Section III encompasses the regions with outermost OUV (approximately 3 to 15 standard deviations of genomic OUV) and locus-specific OU patterns (large D values). The genetic repertoire covered by these loci is represented in Table 1. These regions typically comprise of one or more large multidomain genes of over 4 kbp in length or non-coding sequences with multiple tandem repeats. Examples are genes coding for surface proteins (P. putida KT2440, Staphylococcus aureus N315, Xylella fastidiosa Temecula 1), hemagglutinins and hemolysins (Acinetobacter sp., Bordetella bronchiseptica RB50, Pseudomonas aeruginosa PA01, Pseudomonas syringae DC3000, X. fastidiosa Temecula 1 and Yersinia pestis KIM), fatty-acid synthetases (Corynebacterium efficiens YS-314) and genes for proteins with an overrepresentation of a few amino acids (Mycobacterium tuberculosis H37Rv, Streptomyces coelicolor A3(2)). Many bacterial chromosomes lack these genetic elements. It seems that these genes or mulidomain regions are species specific. For example, consider the M. leprae genome lacking such genetic elements (Fig. 4B) in comparison with the closely related M. tuberculosis H37Rv (Table 1). The genetic elements of section III were not observed in the following tested genomes: Aeropyrum pernix K1, Agrobacterium tumefaciens C58, Aquifex aeolicus VF5, Archaeglobus fulgidus DSM4304, Azoarcus sp. EbN1, Bacillus anthracis Ames, B. subtilis 168, Bdellovibrio bacteriovorus HD100, Borrelia burgdorferi B31, Campylobacter jejuni NCTC 11168, E. coli K12, Enterococcus faecalis V583, Francisella tularensis Schu 4, Haemophilus influenzae KW20, Halobacterium sp. NRC1, Helicobacter pylori J99, Lactococcus lactis IL1403, Mesorhizobium loti MAFF303099, Prochlorococcus marinus CCMP1375, Pyrococcus furiosus DSM 3638, Salmonella enterica Ty2, Shigella flexneri 2457T, Streptococcus pneumoniae R6, S. pyogenes MGAS8232, Treponema pallidum Nichols.

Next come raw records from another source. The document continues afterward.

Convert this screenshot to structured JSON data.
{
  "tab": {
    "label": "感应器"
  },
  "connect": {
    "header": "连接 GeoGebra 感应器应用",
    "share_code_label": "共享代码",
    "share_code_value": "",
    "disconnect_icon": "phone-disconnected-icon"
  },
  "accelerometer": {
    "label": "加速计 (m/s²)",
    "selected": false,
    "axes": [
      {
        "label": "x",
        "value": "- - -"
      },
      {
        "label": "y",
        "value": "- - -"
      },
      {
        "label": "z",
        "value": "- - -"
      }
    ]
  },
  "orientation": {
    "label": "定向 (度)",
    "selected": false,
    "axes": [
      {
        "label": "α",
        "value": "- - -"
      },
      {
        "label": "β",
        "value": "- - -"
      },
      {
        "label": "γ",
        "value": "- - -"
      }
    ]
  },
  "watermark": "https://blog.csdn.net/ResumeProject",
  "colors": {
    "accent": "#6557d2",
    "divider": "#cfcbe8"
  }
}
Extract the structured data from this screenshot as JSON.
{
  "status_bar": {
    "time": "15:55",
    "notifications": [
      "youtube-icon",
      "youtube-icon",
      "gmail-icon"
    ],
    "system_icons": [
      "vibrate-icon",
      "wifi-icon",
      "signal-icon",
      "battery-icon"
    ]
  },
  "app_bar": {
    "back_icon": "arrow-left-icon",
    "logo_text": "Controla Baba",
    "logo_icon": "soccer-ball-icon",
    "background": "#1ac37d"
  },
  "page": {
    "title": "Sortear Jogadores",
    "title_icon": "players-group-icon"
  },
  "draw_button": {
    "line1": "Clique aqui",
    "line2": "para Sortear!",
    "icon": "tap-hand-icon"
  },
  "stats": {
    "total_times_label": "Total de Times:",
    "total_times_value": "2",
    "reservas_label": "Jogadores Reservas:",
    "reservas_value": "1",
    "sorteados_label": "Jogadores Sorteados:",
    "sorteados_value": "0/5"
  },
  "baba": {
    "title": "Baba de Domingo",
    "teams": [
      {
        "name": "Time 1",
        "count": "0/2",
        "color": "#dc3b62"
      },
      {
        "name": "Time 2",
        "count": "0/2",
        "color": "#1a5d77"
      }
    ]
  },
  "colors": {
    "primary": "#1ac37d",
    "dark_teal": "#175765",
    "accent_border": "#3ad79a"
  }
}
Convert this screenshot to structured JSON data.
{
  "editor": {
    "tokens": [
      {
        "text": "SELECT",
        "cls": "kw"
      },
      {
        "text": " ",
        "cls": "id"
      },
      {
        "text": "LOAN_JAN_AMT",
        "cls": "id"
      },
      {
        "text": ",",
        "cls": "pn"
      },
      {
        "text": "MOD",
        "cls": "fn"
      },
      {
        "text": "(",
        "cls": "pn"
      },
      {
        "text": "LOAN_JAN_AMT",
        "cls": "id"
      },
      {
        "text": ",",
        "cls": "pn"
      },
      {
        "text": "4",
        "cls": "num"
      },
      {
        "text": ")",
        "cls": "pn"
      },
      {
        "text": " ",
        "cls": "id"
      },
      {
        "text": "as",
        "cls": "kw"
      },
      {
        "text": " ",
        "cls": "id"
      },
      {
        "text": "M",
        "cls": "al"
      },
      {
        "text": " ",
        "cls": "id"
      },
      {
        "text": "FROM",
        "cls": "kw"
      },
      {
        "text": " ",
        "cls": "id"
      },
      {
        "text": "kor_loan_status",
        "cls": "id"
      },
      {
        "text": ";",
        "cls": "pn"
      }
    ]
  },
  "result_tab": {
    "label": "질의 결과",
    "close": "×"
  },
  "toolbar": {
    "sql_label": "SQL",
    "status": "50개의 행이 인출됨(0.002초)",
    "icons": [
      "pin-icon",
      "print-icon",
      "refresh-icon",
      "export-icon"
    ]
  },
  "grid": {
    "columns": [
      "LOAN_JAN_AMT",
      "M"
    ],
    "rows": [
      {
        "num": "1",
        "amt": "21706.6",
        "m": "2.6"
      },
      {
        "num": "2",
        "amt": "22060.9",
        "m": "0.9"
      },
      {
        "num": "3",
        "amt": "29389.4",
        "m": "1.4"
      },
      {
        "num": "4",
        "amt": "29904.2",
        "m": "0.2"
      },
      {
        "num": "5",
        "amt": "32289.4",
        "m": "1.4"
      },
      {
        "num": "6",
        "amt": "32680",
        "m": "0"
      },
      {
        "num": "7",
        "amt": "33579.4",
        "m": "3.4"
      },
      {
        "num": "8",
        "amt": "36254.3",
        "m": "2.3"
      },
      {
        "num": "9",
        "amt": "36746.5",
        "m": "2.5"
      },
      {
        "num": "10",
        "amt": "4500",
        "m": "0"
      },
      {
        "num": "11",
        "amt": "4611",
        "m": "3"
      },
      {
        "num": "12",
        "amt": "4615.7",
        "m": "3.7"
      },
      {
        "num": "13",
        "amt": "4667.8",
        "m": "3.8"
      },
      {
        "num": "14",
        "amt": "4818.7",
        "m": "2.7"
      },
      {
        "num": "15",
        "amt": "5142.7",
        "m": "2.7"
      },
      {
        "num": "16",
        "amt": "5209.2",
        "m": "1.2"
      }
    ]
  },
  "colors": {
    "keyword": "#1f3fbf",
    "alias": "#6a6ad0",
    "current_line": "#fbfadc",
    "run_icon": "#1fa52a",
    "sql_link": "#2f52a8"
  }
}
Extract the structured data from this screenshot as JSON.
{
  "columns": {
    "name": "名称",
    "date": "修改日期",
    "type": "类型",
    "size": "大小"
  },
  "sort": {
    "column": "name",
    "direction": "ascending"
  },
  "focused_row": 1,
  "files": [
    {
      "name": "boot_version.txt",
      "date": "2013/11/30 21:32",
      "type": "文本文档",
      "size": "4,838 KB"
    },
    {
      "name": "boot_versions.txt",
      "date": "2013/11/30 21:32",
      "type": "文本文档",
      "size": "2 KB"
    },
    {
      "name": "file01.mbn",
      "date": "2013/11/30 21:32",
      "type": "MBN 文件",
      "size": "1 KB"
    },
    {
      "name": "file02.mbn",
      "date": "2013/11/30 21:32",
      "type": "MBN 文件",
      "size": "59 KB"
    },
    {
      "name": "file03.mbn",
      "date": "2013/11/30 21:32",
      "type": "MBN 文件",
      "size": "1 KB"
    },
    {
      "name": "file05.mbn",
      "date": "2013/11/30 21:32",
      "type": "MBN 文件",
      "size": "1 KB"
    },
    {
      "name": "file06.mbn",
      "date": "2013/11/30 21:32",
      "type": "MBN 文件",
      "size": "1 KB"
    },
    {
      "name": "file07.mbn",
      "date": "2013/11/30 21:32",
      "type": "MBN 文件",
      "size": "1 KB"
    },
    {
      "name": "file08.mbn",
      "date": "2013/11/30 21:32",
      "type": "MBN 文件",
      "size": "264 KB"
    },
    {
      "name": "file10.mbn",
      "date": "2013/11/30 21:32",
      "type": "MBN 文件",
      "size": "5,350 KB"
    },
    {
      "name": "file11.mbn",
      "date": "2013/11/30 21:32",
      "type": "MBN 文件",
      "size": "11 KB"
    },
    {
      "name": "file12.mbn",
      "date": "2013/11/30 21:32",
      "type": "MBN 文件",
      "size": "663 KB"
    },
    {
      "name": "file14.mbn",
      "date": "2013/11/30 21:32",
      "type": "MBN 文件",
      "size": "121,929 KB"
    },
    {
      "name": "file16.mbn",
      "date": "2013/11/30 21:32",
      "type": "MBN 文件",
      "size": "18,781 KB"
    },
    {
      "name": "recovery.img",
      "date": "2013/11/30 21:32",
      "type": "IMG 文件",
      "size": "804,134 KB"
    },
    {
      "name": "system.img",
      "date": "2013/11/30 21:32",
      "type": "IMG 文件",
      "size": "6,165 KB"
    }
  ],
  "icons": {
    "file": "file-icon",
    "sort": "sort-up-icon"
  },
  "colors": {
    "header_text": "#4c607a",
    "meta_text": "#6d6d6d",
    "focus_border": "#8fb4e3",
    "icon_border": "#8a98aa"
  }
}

Table 1. Genetic repertoire of loci characterized by atypical tetranucleotide usage patterns and extreme OUV (section III in Fig. 4) identified in bacterial chromosomes

Section I is heterogeneous. The genes for ribosomal RNAs are discerned from the other genes in section I by their extremely high PS of 60 – 70% that are usually the highest values in the genome. For further differentiation of the gene classes in section I, the next chapter describes the strategy to apply further OU statistical parameters to identify the subgroup of horizontally acquired elements.

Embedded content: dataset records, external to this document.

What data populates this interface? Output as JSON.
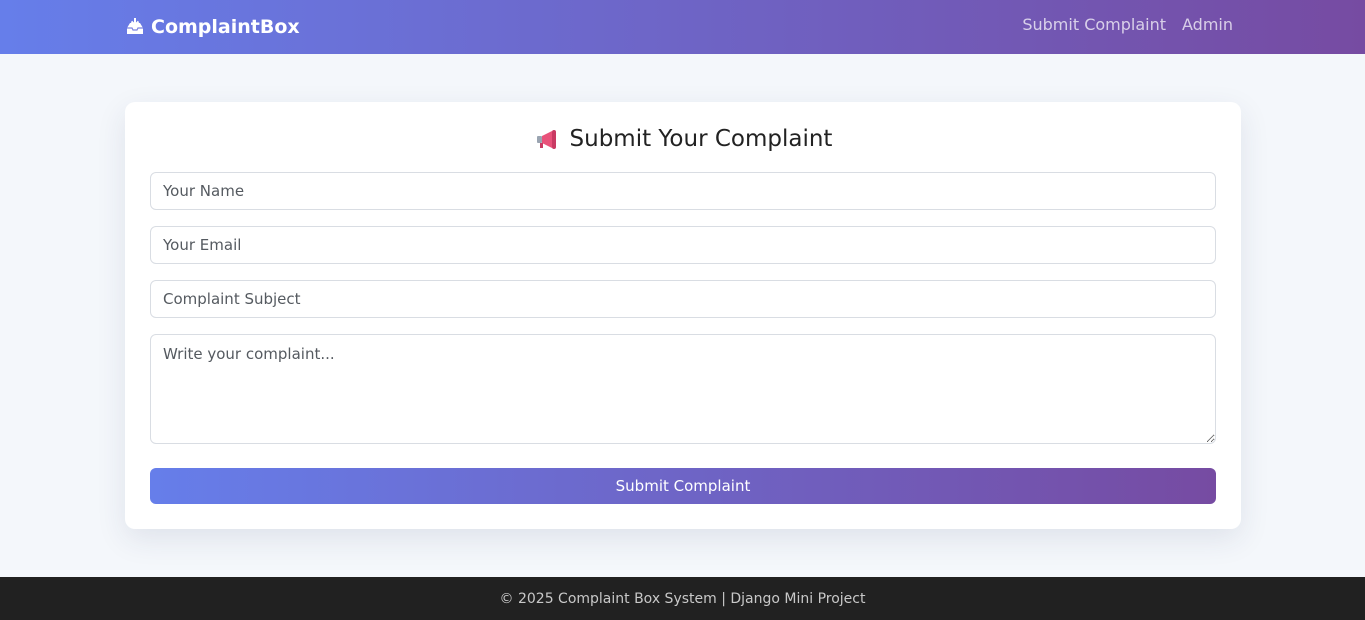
{
  "navbar": {
    "brand_icon": "inbox-tray-icon",
    "brand": "ComplaintBox",
    "links": [
      "Submit Complaint",
      "Admin"
    ]
  },
  "form": {
    "title_icon": "megaphone-icon",
    "title": "Submit Your Complaint",
    "name_placeholder": "Your Name",
    "email_placeholder": "Your Email",
    "subject_placeholder": "Complaint Subject",
    "message_placeholder": "Write your complaint...",
    "submit_label": "Submit Complaint"
  },
  "footer": {
    "text": "© 2025 Complaint Box System | Django Mini Project"
  },
  "colors": {
    "gradient_start": "#667eea",
    "gradient_end": "#764ba2",
    "page_bg": "#f4f7fb",
    "footer_bg": "#212121"
  }
}
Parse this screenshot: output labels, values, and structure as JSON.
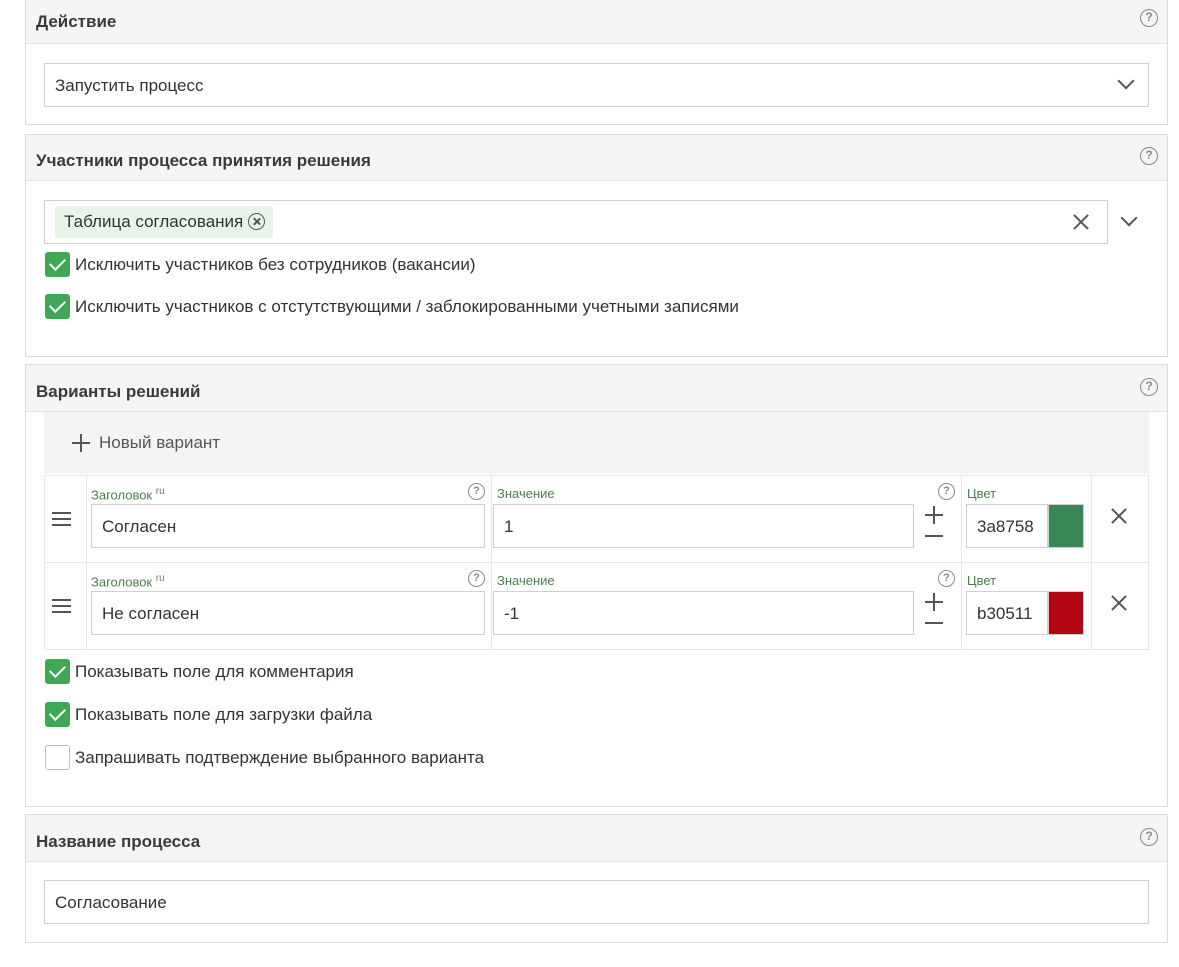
{
  "action": {
    "title": "Действие",
    "selected": "Запустить процесс"
  },
  "participants": {
    "title": "Участники процесса принятия решения",
    "tag": "Таблица согласования",
    "checkboxes": [
      {
        "label": "Исключить участников без сотрудников (вакансии)",
        "checked": true
      },
      {
        "label": "Исключить участников с отстутствующими / заблокированными учетными записями",
        "checked": true
      }
    ]
  },
  "variants": {
    "title": "Варианты решений",
    "new_variant": "Новый вариант",
    "rows": [
      {
        "title_label": "Заголовок",
        "lang": "ru",
        "title_value": "Согласен",
        "value_label": "Значение",
        "value": "1",
        "color_label": "Цвет",
        "color_hex": "3a8758",
        "color": "#3a8758"
      },
      {
        "title_label": "Заголовок",
        "lang": "ru",
        "title_value": "Не согласен",
        "value_label": "Значение",
        "value": "-1",
        "color_label": "Цвет",
        "color_hex": "b30511",
        "color": "#b30511"
      }
    ],
    "checkboxes": [
      {
        "label": "Показывать поле для комментария",
        "checked": true
      },
      {
        "label": "Показывать поле для загрузки файла",
        "checked": true
      },
      {
        "label": "Запрашивать подтверждение выбранного варианта",
        "checked": false
      }
    ]
  },
  "process_name": {
    "title": "Название процесса",
    "value": "Согласование"
  },
  "colors": {
    "checkbox_on": "#3fa857",
    "tag_bg": "#e8f4ea",
    "panel_head_bg": "#f5f5f5"
  }
}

Identification of horizontally transferred elements

Identification of laterally acquired elements in chromosomal sequences is of great importance because genomic islands often comprise pathogenicity and catabolic versatility determinants [15,16]. Two types of normalization of local OU patterns, – internal and global (see above), – were applied to visualize horizontally transferred gene islands within a genome sequence. The reason for introduction of these additional parameters was to improve the discrimination of foreign inserts in genome sequences. In core sequences, where the mononucleotide content is virtually the same as in the complete genome, results of internal and global normalization are identical in contrast to the laterally transferred loci characterized by an alternative mononucleotide content (in terms of GC-content, G/C-skew and A/T-skew). Correspondingly, values of OUV:n1i_4 mer and OUV:n1g_4 mer should merge in core sequences but widely diverge in gene islands (Fig. 5A). This concept was proven for genomes with known gene islands: SKIN element in Bacillus subtilis 168 [17], phage related gene islands in P. putida KT2440 [11] and in Salmonella enterica Ty2 [18], pathogenicity island LEE in E. coli O157:H7 [19], IS-elements, pathogenicity and prophage islands in Shigella flexneri 2457T [20], ISFtu1 element in Francisella tularensis Schu4 [21], cag pathogenicity island in Helicobacter pylori 26695 [2] and 67 kbp gene island in X. fastidiosa 9a5c [22]. All mentioned gene islands were successfully localized from the comparison of local with global OU patterns, however, no large foreign regions were observed in sequences of Bradyrhizobium japonicum and Mesorhizobium loti chromosomes, which both contain large symbiotic gene islands [23,24]. It looks as if these gene islands had been acquired a long time ago and hence their OU patterns adapted to the host genome OU signatures by genome amelioration [4,25].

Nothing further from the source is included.